Awesome is away (and her cat appears to be stuck under her computer), I’m not seeing the Bocera until next semester, and everyone else has dissapeared for exams/ on their way to Leeds. I’ll try taking this to Old English Reading Group tomorrow, but I shall also put it up here and hope some nice person sees their way clear to telling me if this is an acceptable-looking paper proposal. (The conference in question is entitled ‘Welcoming the Stranger’). It’s nearly a hundred words short of the word limit, but so were the abstracts for last year’s conference.

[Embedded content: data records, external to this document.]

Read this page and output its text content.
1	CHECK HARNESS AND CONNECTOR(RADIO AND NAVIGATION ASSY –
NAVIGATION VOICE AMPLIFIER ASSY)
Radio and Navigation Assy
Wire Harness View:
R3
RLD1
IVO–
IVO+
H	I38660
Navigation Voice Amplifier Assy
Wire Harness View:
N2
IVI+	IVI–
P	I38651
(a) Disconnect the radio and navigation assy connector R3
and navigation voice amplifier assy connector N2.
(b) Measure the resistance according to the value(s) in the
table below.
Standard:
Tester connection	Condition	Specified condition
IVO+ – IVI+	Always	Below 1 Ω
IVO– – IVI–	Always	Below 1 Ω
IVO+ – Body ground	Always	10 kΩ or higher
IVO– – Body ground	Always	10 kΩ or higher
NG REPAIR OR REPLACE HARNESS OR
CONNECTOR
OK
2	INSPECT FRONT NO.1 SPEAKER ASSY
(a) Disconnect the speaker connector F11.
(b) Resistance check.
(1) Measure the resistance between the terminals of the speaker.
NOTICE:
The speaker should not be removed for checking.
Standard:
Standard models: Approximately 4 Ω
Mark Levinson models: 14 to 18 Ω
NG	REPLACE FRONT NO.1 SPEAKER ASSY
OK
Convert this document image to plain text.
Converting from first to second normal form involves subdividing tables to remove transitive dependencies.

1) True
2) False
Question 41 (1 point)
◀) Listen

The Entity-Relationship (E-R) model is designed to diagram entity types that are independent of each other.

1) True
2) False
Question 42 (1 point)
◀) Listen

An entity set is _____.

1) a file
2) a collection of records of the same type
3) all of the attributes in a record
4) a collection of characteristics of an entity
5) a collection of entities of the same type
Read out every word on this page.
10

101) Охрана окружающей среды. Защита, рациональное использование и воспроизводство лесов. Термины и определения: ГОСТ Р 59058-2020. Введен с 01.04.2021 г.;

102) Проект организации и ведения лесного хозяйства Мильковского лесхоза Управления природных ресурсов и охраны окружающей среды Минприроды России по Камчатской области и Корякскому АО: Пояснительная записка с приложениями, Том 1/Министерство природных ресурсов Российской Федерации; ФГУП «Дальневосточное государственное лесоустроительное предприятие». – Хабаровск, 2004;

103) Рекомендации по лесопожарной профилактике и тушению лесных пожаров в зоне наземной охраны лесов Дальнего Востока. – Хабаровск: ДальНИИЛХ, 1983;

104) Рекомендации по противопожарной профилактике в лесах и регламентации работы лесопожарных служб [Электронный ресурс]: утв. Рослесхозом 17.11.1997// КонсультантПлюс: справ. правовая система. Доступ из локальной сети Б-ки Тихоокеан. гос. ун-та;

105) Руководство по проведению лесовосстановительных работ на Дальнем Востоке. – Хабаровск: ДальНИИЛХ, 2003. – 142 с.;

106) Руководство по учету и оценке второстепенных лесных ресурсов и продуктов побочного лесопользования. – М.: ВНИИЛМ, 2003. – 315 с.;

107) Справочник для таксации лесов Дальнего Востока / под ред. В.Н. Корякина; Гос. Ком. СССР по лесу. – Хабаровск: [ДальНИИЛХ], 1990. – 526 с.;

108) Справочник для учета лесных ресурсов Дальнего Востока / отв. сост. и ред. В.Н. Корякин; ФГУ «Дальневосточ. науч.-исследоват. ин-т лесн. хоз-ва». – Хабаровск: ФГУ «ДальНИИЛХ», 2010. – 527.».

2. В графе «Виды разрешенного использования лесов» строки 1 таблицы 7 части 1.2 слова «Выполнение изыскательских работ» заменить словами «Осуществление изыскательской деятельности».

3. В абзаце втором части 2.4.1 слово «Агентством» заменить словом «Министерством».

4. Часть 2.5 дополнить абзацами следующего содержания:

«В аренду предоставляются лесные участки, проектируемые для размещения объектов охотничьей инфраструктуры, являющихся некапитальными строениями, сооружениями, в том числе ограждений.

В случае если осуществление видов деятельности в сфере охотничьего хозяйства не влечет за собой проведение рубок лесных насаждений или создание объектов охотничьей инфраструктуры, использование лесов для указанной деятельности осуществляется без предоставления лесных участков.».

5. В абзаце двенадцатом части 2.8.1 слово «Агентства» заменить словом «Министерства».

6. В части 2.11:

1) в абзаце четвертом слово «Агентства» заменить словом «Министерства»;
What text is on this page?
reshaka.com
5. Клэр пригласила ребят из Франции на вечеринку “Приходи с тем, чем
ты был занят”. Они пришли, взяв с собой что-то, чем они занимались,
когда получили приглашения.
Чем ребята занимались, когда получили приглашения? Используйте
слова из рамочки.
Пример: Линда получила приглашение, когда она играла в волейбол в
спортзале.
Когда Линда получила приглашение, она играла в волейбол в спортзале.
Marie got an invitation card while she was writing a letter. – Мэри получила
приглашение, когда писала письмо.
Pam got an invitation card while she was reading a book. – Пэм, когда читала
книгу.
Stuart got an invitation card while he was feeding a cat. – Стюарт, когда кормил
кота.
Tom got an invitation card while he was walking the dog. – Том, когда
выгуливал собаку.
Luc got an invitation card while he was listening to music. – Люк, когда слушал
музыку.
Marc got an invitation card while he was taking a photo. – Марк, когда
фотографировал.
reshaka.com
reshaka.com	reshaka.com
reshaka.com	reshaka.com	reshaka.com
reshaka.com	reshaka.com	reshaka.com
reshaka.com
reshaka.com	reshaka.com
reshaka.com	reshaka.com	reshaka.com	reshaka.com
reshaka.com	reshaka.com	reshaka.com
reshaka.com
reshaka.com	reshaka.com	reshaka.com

Legislating for the stranger: Archbishop Wulfstan and King Cnut
Archbishop Wulfstan of York stands out early 11th century England as a lawmaker, homilist and one of the few stable political figures in a period of invasions and great social upheaval. From the time of Æthelred, Wulfstan’s laws and homiletic works show that he was developing a theoretical basis for the ideal Christian society, but it was under the invader Cnut that he found the stability to begin shaping that society. The manuscript Cotton Nero A.i, compiled under Wulfstan’s direction, provided both a sourcebook for Wulfstan as he worked on the great Cnut Codes of 1018, and the resources he needed to hand in order to instruct Cnut and his court about the laws and traditions of Christian England. This paper will examine the relationship between Wulfstan and the stranger on the English throne, and the process by which Wulfstan cast the invader in the role of Christian king over the English, with particular reference to the texts in Cotton Nero A.i.